Another film in the festival, “Balanchine in Paris,” by the French filmmaker Dominique Delouche, was an intimate portrait of particular slice of the Balanchine universe, his work with French ballerinas. Both Ghislaine Thesmar and Violette Verdy are interviewed, and also shown both in archival footage (sublime) and in recent coaching sessions with current members of the Paris Opéra Ballet. There is also footage of Alicia Markova, one of the “baby ballerinas” of Diaghilev’s Ballets Russes, teaching the nuances of the role of the nightingale in Balanchine’s “Chant du Rossignol” to a young dancer (Myriam Ould-Braham) at the Opéra. Markova’s understanding of the role is profound, and legible in the examples she shows to her pupil, at the venerable age of ninety. (You can see this on YouTube: http://www.youtube.com/watch?v=16TB_PkzKC4 ). It is also evident how difficult it is to break through habits of contemporary technique: incredibly high extensions, perfect positions, a tendency to rely on muscle or esthetics rather than interpretation. In the work of all three former ballerinas, the detail, intelligence, and musicality of their imaginations shines through. Violette Verdy, in particular, is able to articulate the most subtle detail, as when she distinguishes between two swoons in a pas de deux from “Liebeslieder Waltzer”: in the first one, she tells the ballerina that the woman “fait semblant d’être soumise” (pretends to be submissive), while in the second, “je crois que c’est du vrai” (I think it’s for real).

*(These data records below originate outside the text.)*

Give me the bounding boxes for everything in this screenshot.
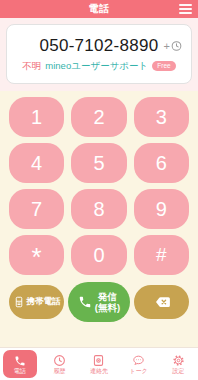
key-star[interactable]: *: [9, 235, 64, 275]
keypad: 1 2 3 4 5 6 7 8 9 * 0 # 携帯電話: [0, 91, 198, 347]
backspace-button[interactable]: [134, 285, 189, 319]
key-5[interactable]: 5: [71, 143, 126, 183]
tab-contacts-label: 連絡先: [90, 368, 108, 374]
action-row: 携帯電話 発信 (無料): [9, 282, 189, 322]
key-3[interactable]: 3: [134, 97, 189, 137]
history-clock-icon: [171, 40, 182, 51]
settings-gear-icon: [172, 354, 185, 367]
tab-history[interactable]: 履歴: [40, 348, 80, 380]
mobile-call-button[interactable]: 携帯電話: [9, 285, 64, 319]
key-0[interactable]: 0: [71, 235, 126, 275]
tab-settings-label: 設定: [172, 368, 184, 374]
tab-talk[interactable]: トーク: [119, 348, 159, 380]
mobile-phone-icon: [13, 295, 25, 309]
call-label: 発信 (無料): [95, 291, 120, 314]
contacts-tab-icon: [92, 354, 105, 367]
key-1[interactable]: 1: [9, 97, 64, 137]
key-2[interactable]: 2: [71, 97, 126, 137]
key-hash[interactable]: #: [134, 235, 189, 275]
phone-app: 電話 050-7102-8890 + 不明 mineoユーザーサポート Free…: [0, 0, 198, 380]
call-handset-icon: [78, 295, 92, 309]
tab-history-label: 履歴: [53, 368, 65, 374]
history-tab-icon: [53, 354, 66, 367]
tab-settings[interactable]: 設定: [158, 348, 198, 380]
dialed-number: 050-7102-8890: [39, 36, 158, 56]
dialpad-grid: 1 2 3 4 5 6 7 8 9 * 0 #: [9, 97, 189, 275]
call-button[interactable]: 発信 (無料): [68, 282, 130, 322]
key-7[interactable]: 7: [9, 189, 64, 229]
tab-contacts[interactable]: 連絡先: [79, 348, 119, 380]
page-title: 電話: [89, 2, 110, 16]
tab-talk-label: トーク: [129, 368, 147, 374]
tab-phone[interactable]: 電話: [0, 348, 40, 380]
key-6[interactable]: 6: [134, 143, 189, 183]
tab-bar: 電話 履歴 連絡先 トーク 設定: [0, 347, 198, 380]
phone-tab-icon: [14, 355, 26, 367]
talk-tab-icon: [132, 354, 145, 367]
key-4[interactable]: 4: [9, 143, 64, 183]
number-card: 050-7102-8890 + 不明 mineoユーザーサポート Free: [6, 24, 192, 84]
plus-icon: +: [164, 40, 170, 51]
header: 電話: [0, 0, 198, 18]
mobile-call-label: 携帯電話: [27, 296, 61, 308]
key-8[interactable]: 8: [71, 189, 126, 229]
key-9[interactable]: 9: [134, 189, 189, 229]
add-to-contacts-button[interactable]: +: [164, 40, 182, 51]
tab-phone-label: 電話: [14, 368, 26, 374]
free-badge: Free: [152, 61, 175, 72]
display-section: 050-7102-8890 + 不明 mineoユーザーサポート Free: [0, 18, 198, 91]
caller-status: 不明: [22, 60, 41, 73]
backspace-icon: [151, 293, 173, 311]
caller-name: mineoユーザーサポート: [45, 60, 148, 73]
hamburger-menu-icon[interactable]: [179, 4, 192, 14]
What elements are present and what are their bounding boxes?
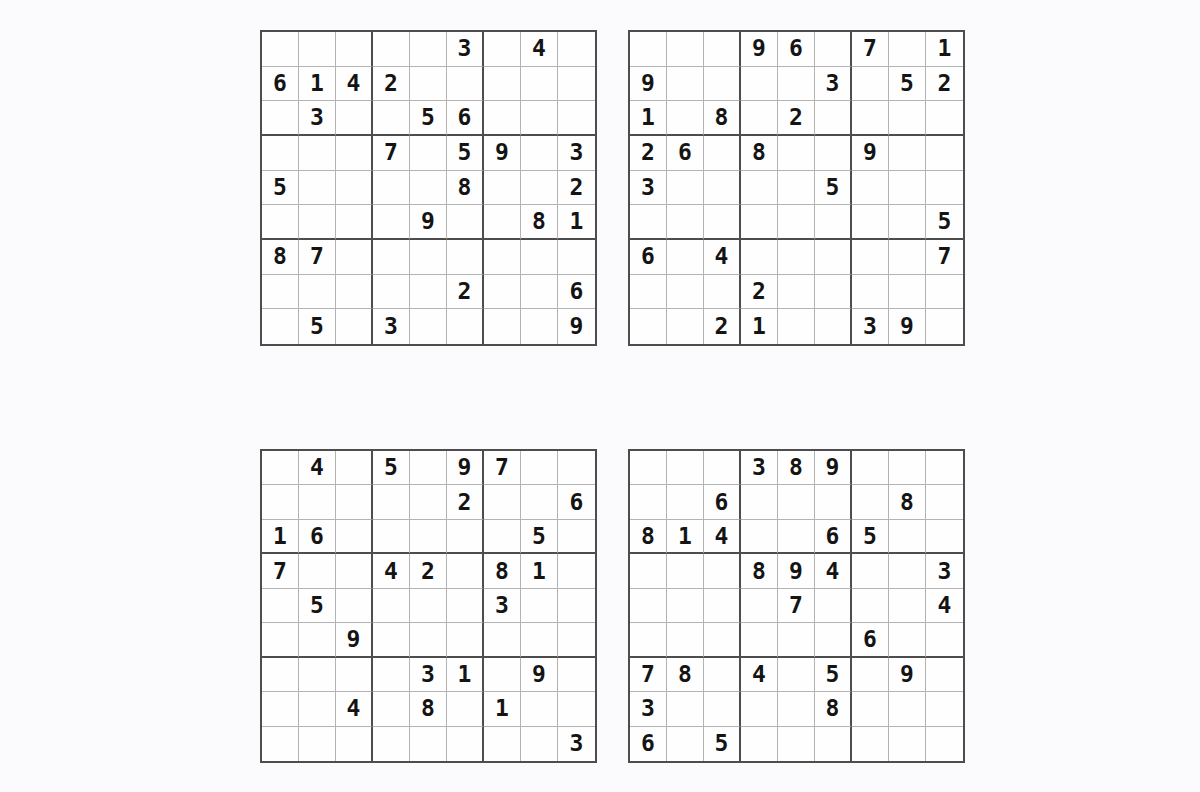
sudoku-cell-r5c8 [521,171,558,206]
sudoku-cell-r4c2 [667,554,704,588]
sudoku-cell-r1c2: 4 [299,451,336,485]
sudoku-cell-r5c3 [704,171,741,206]
sudoku-cell-r7c3 [336,240,373,275]
sudoku-cell-r3c1: 8 [630,520,667,554]
sudoku-cell-r2c8: 5 [889,67,926,102]
sudoku-cell-r5c3 [336,171,373,206]
sudoku-cell-r7c2 [299,658,336,692]
sudoku-cell-r2c5 [410,67,447,102]
sudoku-cell-r2c3 [336,485,373,519]
sudoku-cell-r8c6 [815,275,852,310]
sudoku-cell-r4c9 [558,554,595,588]
sudoku-cell-r5c3 [336,589,373,623]
sudoku-cell-r1c5: 6 [778,32,815,67]
sudoku-cell-r9c5 [410,309,447,344]
sudoku-cell-r6c5: 9 [410,205,447,240]
sudoku-cell-r8c6 [447,692,484,726]
sudoku-cell-r7c3 [704,658,741,692]
sudoku-cell-r6c3: 9 [336,623,373,657]
sudoku-cell-r2c9 [926,485,963,519]
sudoku-cell-r5c5 [410,171,447,206]
sudoku-cell-r2c1 [262,485,299,519]
sudoku-cell-r6c2 [667,623,704,657]
sudoku-cell-r6c2 [299,623,336,657]
sudoku-cell-r2c6 [447,67,484,102]
sudoku-cell-r6c5 [778,623,815,657]
sudoku-cell-r6c1 [630,205,667,240]
sudoku-cell-r5c2 [667,589,704,623]
sudoku-cell-r7c6 [447,240,484,275]
sudoku-cell-r6c3 [336,205,373,240]
sudoku-cell-r7c2 [667,240,704,275]
sudoku-cell-r4c1: 2 [630,136,667,171]
sudoku-cell-r4c6 [447,554,484,588]
sudoku-cell-r2c8 [521,485,558,519]
sudoku-cell-r4c8: 1 [521,554,558,588]
sudoku-cell-r6c9 [926,623,963,657]
sudoku-cell-r2c5 [778,485,815,519]
sudoku-cell-r4c4: 4 [373,554,410,588]
sudoku-cell-r7c7 [484,240,521,275]
sudoku-cell-r8c4 [373,275,410,310]
sudoku-cell-r7c9 [926,658,963,692]
sudoku-cell-r1c1 [630,451,667,485]
sudoku-cell-r4c6: 5 [447,136,484,171]
sudoku-cell-r5c1 [630,589,667,623]
sudoku-cell-r8c7 [852,275,889,310]
sudoku-cell-r3c1: 1 [630,101,667,136]
sudoku-cell-r6c4 [741,205,778,240]
sudoku-cell-r1c3 [704,451,741,485]
sudoku-cell-r9c5 [778,309,815,344]
sudoku-cell-r5c6 [447,589,484,623]
sudoku-grid-bottom-left: 459726165742815393194813 [260,449,597,763]
sudoku-cell-r6c3 [704,623,741,657]
sudoku-cell-r5c4 [741,589,778,623]
sudoku-cell-r2c2 [667,485,704,519]
sudoku-cell-r4c2 [299,136,336,171]
sudoku-cell-r2c1: 9 [630,67,667,102]
sudoku-cell-r1c1 [630,32,667,67]
sudoku-cell-r5c7 [852,171,889,206]
sudoku-cell-r9c6 [815,309,852,344]
sudoku-cell-r4c5: 2 [410,554,447,588]
sudoku-cell-r3c1: 1 [262,520,299,554]
sudoku-cell-r6c1 [262,623,299,657]
sudoku-cell-r8c3 [704,275,741,310]
sudoku-cell-r2c8 [521,67,558,102]
sudoku-cell-r1c9: 1 [926,32,963,67]
sudoku-cell-r7c7 [484,658,521,692]
sudoku-cell-r6c9: 1 [558,205,595,240]
sudoku-cell-r5c2: 5 [299,589,336,623]
sudoku-cell-r8c9 [926,692,963,726]
sudoku-cell-r5c2 [667,171,704,206]
sudoku-cell-r9c9 [926,309,963,344]
sudoku-cell-r1c5 [410,32,447,67]
sudoku-cell-r9c8: 9 [889,309,926,344]
sudoku-cell-r3c2 [667,101,704,136]
sudoku-cell-r2c8: 8 [889,485,926,519]
sudoku-cell-r1c7 [852,451,889,485]
sudoku-cell-r2c3: 4 [336,67,373,102]
sudoku-cell-r2c3 [704,67,741,102]
sudoku-cell-r2c4 [741,485,778,519]
sudoku-cell-r9c6 [815,727,852,761]
sudoku-cell-r9c1 [262,309,299,344]
sudoku-cell-r7c6: 5 [815,658,852,692]
sudoku-cell-r8c3 [704,692,741,726]
sudoku-cell-r7c4 [741,240,778,275]
sudoku-cell-r2c2 [667,67,704,102]
sudoku-cell-r5c6: 5 [815,171,852,206]
sudoku-cell-r6c6 [447,623,484,657]
sudoku-cell-r3c4 [741,520,778,554]
sudoku-cell-r9c1 [630,309,667,344]
sudoku-cell-r2c2: 1 [299,67,336,102]
sudoku-cell-r7c5 [778,658,815,692]
sudoku-cell-r3c4 [741,101,778,136]
sudoku-cell-r6c9: 5 [926,205,963,240]
sudoku-cell-r5c7 [484,171,521,206]
sudoku-cell-r5c6: 8 [447,171,484,206]
sudoku-cell-r3c9 [926,101,963,136]
sudoku-cell-r1c2 [667,451,704,485]
sudoku-cell-r4c9: 3 [558,136,595,171]
sudoku-cell-r7c7 [852,240,889,275]
sudoku-cell-r6c4 [373,623,410,657]
sudoku-cell-r7c5: 3 [410,658,447,692]
sudoku-cell-r9c8 [521,727,558,761]
sudoku-cell-r1c6 [815,32,852,67]
sudoku-cell-r7c5 [778,240,815,275]
sudoku-cell-r9c3 [336,309,373,344]
sudoku-cell-r8c3: 4 [336,692,373,726]
sudoku-cell-r5c2 [299,171,336,206]
sudoku-cell-r3c1 [262,101,299,136]
sudoku-cell-r4c9 [926,136,963,171]
sudoku-cell-r5c6 [815,589,852,623]
sudoku-cell-r1c8 [889,32,926,67]
sudoku-cell-r7c5 [410,240,447,275]
sudoku-cell-r1c3 [336,32,373,67]
sudoku-cell-r1c1 [262,32,299,67]
sudoku-cell-r9c3: 2 [704,309,741,344]
sudoku-cell-r8c5 [778,275,815,310]
sudoku-cell-r5c1: 3 [630,171,667,206]
sudoku-cell-r8c9: 6 [558,275,595,310]
sudoku-cell-r4c1: 7 [262,554,299,588]
sudoku-cell-r2c2 [299,485,336,519]
sudoku-cell-r2c7 [484,485,521,519]
sudoku-cell-r7c4 [373,658,410,692]
sudoku-cell-r6c8 [889,623,926,657]
sudoku-cell-r6c4 [741,623,778,657]
sudoku-cell-r7c3: 4 [704,240,741,275]
sudoku-cell-r1c4: 9 [741,32,778,67]
sudoku-cell-r5c9: 2 [558,171,595,206]
sudoku-cell-r3c6 [815,101,852,136]
sudoku-cell-r1c3 [336,451,373,485]
sudoku-cell-r1c7: 7 [484,451,521,485]
sudoku-cell-r7c1: 6 [630,240,667,275]
sudoku-cell-r8c2 [299,275,336,310]
sudoku-cell-r8c1 [630,275,667,310]
sudoku-cell-r4c3 [704,554,741,588]
sudoku-cell-r7c4: 4 [741,658,778,692]
sudoku-cell-r4c8 [521,136,558,171]
sudoku-cell-r1c1 [262,451,299,485]
sudoku-cell-r9c7 [484,727,521,761]
sudoku-cell-r1c4 [373,32,410,67]
sudoku-cell-r7c8 [521,240,558,275]
sudoku-cell-r5c5: 7 [778,589,815,623]
sudoku-cell-r9c5 [778,727,815,761]
sudoku-cell-r9c4: 1 [741,309,778,344]
sudoku-cell-r4c8 [889,554,926,588]
sudoku-cell-r1c2 [667,32,704,67]
sudoku-cell-r9c8 [889,727,926,761]
sudoku-cell-r7c8 [889,240,926,275]
sudoku-cell-r8c7 [484,275,521,310]
sudoku-cell-r4c3 [704,136,741,171]
sudoku-cell-r4c7: 9 [852,136,889,171]
sudoku-cell-r2c3: 6 [704,485,741,519]
sudoku-cell-r3c9 [558,101,595,136]
sudoku-cell-r5c8 [889,171,926,206]
sudoku-cell-r6c7 [484,623,521,657]
sudoku-cell-r1c6: 3 [447,32,484,67]
sudoku-cell-r8c4 [373,692,410,726]
sudoku-cell-r1c9 [926,451,963,485]
sudoku-cell-r7c8: 9 [889,658,926,692]
sudoku-cell-r2c4: 2 [373,67,410,102]
sudoku-cell-r3c2: 6 [299,520,336,554]
sudoku-cell-r6c1 [262,205,299,240]
sudoku-cell-r3c5: 2 [778,101,815,136]
sudoku-cell-r3c9 [926,520,963,554]
sudoku-cell-r6c5 [778,205,815,240]
sudoku-cell-r5c4 [373,589,410,623]
sudoku-cell-r9c2 [667,727,704,761]
sudoku-cell-r8c8 [521,275,558,310]
sudoku-cell-r5c7: 3 [484,589,521,623]
sudoku-cell-r6c2 [667,205,704,240]
sudoku-cell-r2c1 [630,485,667,519]
sudoku-grid-top-right: 96719352182268935564722139 [628,30,965,346]
sudoku-cell-r3c3: 4 [704,520,741,554]
sudoku-cell-r8c2 [667,692,704,726]
sudoku-cell-r4c1 [630,554,667,588]
sudoku-cell-r8c5 [778,692,815,726]
sudoku-cell-r9c1 [262,727,299,761]
sudoku-cell-r3c5 [410,520,447,554]
sudoku-cell-r7c8: 9 [521,658,558,692]
sudoku-cell-r8c2 [299,692,336,726]
sudoku-cell-r7c2: 7 [299,240,336,275]
sudoku-cell-r1c5 [410,451,447,485]
sudoku-cell-r6c7 [484,205,521,240]
sudoku-cell-r2c4 [373,485,410,519]
sudoku-cell-r3c3 [336,520,373,554]
sudoku-cell-r5c8 [889,589,926,623]
sudoku-cell-r7c9 [558,658,595,692]
sudoku-cell-r8c8 [889,692,926,726]
sudoku-cell-r4c4: 8 [741,136,778,171]
sudoku-cell-r5c9 [558,589,595,623]
sudoku-cell-r8c3 [336,275,373,310]
sudoku-cell-r9c8 [521,309,558,344]
sudoku-cell-r7c4 [373,240,410,275]
sudoku-cell-r7c2: 8 [667,658,704,692]
sudoku-cell-r7c6: 1 [447,658,484,692]
sudoku-cell-r8c7: 1 [484,692,521,726]
sudoku-cell-r4c2 [299,554,336,588]
sudoku-cell-r8c9 [926,275,963,310]
sudoku-cell-r5c4 [741,171,778,206]
sudoku-cell-r9c3: 5 [704,727,741,761]
sudoku-cell-r5c3 [704,589,741,623]
sudoku-cell-r6c9 [558,623,595,657]
sudoku-cell-r5c5 [778,171,815,206]
sudoku-cell-r5c1: 5 [262,171,299,206]
sudoku-cell-r4c7: 8 [484,554,521,588]
sudoku-cell-r3c2: 3 [299,101,336,136]
sudoku-cell-r3c3 [336,101,373,136]
sudoku-cell-r9c6 [447,727,484,761]
sudoku-cell-r6c8 [521,623,558,657]
sudoku-cell-r5c7 [852,589,889,623]
sudoku-cell-r8c8 [889,275,926,310]
sudoku-cell-r8c4 [741,692,778,726]
sudoku-cell-r2c9: 6 [558,485,595,519]
sudoku-cell-r2c1: 6 [262,67,299,102]
sudoku-cell-r9c2: 5 [299,309,336,344]
sudoku-grid-top-left: 34614235675935829818726539 [260,30,597,346]
sudoku-cell-r5c5 [410,589,447,623]
sudoku-cell-r3c7: 5 [852,520,889,554]
sudoku-cell-r2c6: 2 [447,485,484,519]
sudoku-cell-r4c7 [852,554,889,588]
sudoku-cell-r1c9 [558,32,595,67]
sudoku-cell-r7c3 [336,658,373,692]
sudoku-cell-r6c1 [630,623,667,657]
sudoku-cell-r9c2 [299,727,336,761]
sudoku-cell-r9c7 [484,309,521,344]
sudoku-cell-r1c8 [889,451,926,485]
sudoku-cell-r2c5 [778,67,815,102]
sudoku-cell-r6c8: 8 [521,205,558,240]
sudoku-cell-r8c8 [521,692,558,726]
sudoku-cell-r3c8 [521,101,558,136]
sudoku-cell-r9c9 [926,727,963,761]
sudoku-cell-r4c4: 7 [373,136,410,171]
sudoku-cell-r3c6: 6 [447,101,484,136]
sudoku-cell-r1c3 [704,32,741,67]
sudoku-cell-r3c2: 1 [667,520,704,554]
sudoku-cell-r7c1: 8 [262,240,299,275]
sudoku-cell-r9c4 [741,727,778,761]
sudoku-cell-r6c2 [299,205,336,240]
sudoku-cell-r1c9 [558,451,595,485]
sudoku-cell-r9c5 [410,727,447,761]
sudoku-cell-r6c6 [815,205,852,240]
sudoku-cell-r3c7 [484,520,521,554]
sudoku-cell-r5c1 [262,589,299,623]
sudoku-cell-r7c9: 7 [926,240,963,275]
sudoku-cell-r4c4: 8 [741,554,778,588]
sudoku-cell-r4c9: 3 [926,554,963,588]
sudoku-cell-r7c1 [262,658,299,692]
sudoku-cell-r6c5 [410,623,447,657]
sudoku-cell-r8c7 [852,692,889,726]
sudoku-cell-r5c4 [373,171,410,206]
sudoku-cell-r4c3 [336,136,373,171]
sudoku-cell-r9c6 [447,309,484,344]
sudoku-cell-r4c1 [262,136,299,171]
sudoku-cell-r2c6 [815,485,852,519]
sudoku-cell-r5c9 [926,171,963,206]
sudoku-cell-r8c1 [262,692,299,726]
sudoku-cell-r6c4 [373,205,410,240]
sudoku-cell-r4c5 [778,136,815,171]
sudoku-cell-r1c2 [299,32,336,67]
sudoku-cell-r1c4: 3 [741,451,778,485]
sudoku-cell-r3c4 [373,520,410,554]
sudoku-cell-r9c1: 6 [630,727,667,761]
sudoku-cell-r2c9 [558,67,595,102]
sudoku-cell-r5c8 [521,589,558,623]
sudoku-cell-r1c6: 9 [447,451,484,485]
sudoku-cell-r3c5: 5 [410,101,447,136]
sudoku-cell-r2c5 [410,485,447,519]
sudoku-cell-r1c6: 9 [815,451,852,485]
sudoku-cell-r4c2: 6 [667,136,704,171]
sudoku-cell-r8c5: 8 [410,692,447,726]
sudoku-cell-r4c6: 4 [815,554,852,588]
sudoku-grid-bottom-right: 38968814658943746784593865 [628,449,965,763]
sudoku-cell-r3c4 [373,101,410,136]
sudoku-cell-r4c3 [336,554,373,588]
sudoku-cell-r2c7 [852,485,889,519]
sudoku-cell-r4c5: 9 [778,554,815,588]
sudoku-cell-r9c7: 3 [852,309,889,344]
sudoku-cell-r3c8 [889,520,926,554]
sudoku-cell-r4c5 [410,136,447,171]
sudoku-cell-r1c8 [521,451,558,485]
sudoku-cell-r3c3: 8 [704,101,741,136]
sudoku-cell-r9c4: 3 [373,309,410,344]
sudoku-cell-r2c9: 2 [926,67,963,102]
sudoku-cell-r2c7 [484,67,521,102]
sudoku-cell-r2c7 [852,67,889,102]
sudoku-cell-r4c7: 9 [484,136,521,171]
sudoku-cell-r3c6: 6 [815,520,852,554]
sudoku-cell-r8c5 [410,275,447,310]
sudoku-cell-r4c8 [889,136,926,171]
sudoku-cell-r6c7 [852,205,889,240]
sudoku-cell-r9c3 [336,727,373,761]
sudoku-cell-r1c7: 7 [852,32,889,67]
sudoku-cell-r3c7 [484,101,521,136]
sudoku-cell-r6c3 [704,205,741,240]
sudoku-cell-r1c4: 5 [373,451,410,485]
sudoku-cell-r8c4: 2 [741,275,778,310]
sudoku-cell-r8c2 [667,275,704,310]
sudoku-cell-r9c9: 9 [558,309,595,344]
sudoku-cell-r5c9: 4 [926,589,963,623]
sudoku-cell-r8c9 [558,692,595,726]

In explaining a passage from “Sonatine,” with music by Ravel, she tells the ballerina that a certain, playful moment, is “très Ginger et Fred.” It changes the quality of the movement completely, makes it more free, less effete. Then we see a short clip of Verdy in “Sonatine”—she is all charm, all music, all warmth. By contrast, the present-day ballerinas come across as exquisite, but cold. Verdy’s constant refrain is, “un peu plus riche, plus généreux.” Words to live by.